To calculate the electric field for the system where a point charge is placed at a distance d from a semi-infinite dielectric medium (eg. http://farside.ph.utexas.edu/teaching/jk1/lectures/node42.html), we use the method of images: one image charge q1 in the dielectric medium with distance a to the interface for calculating the field in vacuum; one image charge q2 in vacuum with distance b to the interface for calculating the field in the medium.
However, how do we determine the locations (a and b) of the image charges?
The sources I've seen (including the one above) just simply state that the a=b=d without proof. (This one gives a proof but I think its calculation details are incorrect: https://physics.princeton.edu/~mcdonald/examples/image.pdf)
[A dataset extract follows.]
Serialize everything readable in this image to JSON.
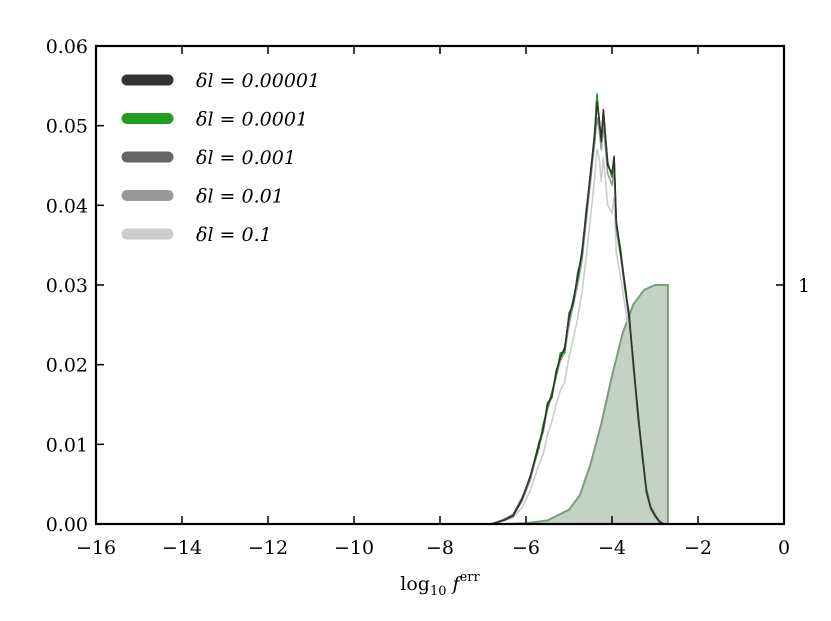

I've tried to use the boundary conditions to determine the locations but we have 4 unknowns (q1, q2, a, b) and only 3 equations from the boundary conditions:
(1) the potential is continuous at the interface
(2) the tangential components of the electric fields are the same at the interface
(3) the normal components of the displacement fields (D=epsilon*E) are the same at the interface.
Therefore, I only found the relationship between a, b, and d instead of exact values, and can express q1 and q2 in terms of a, b, q and d.
So I guess there must be some reasons that I'm not aware of for choosing a=b=d?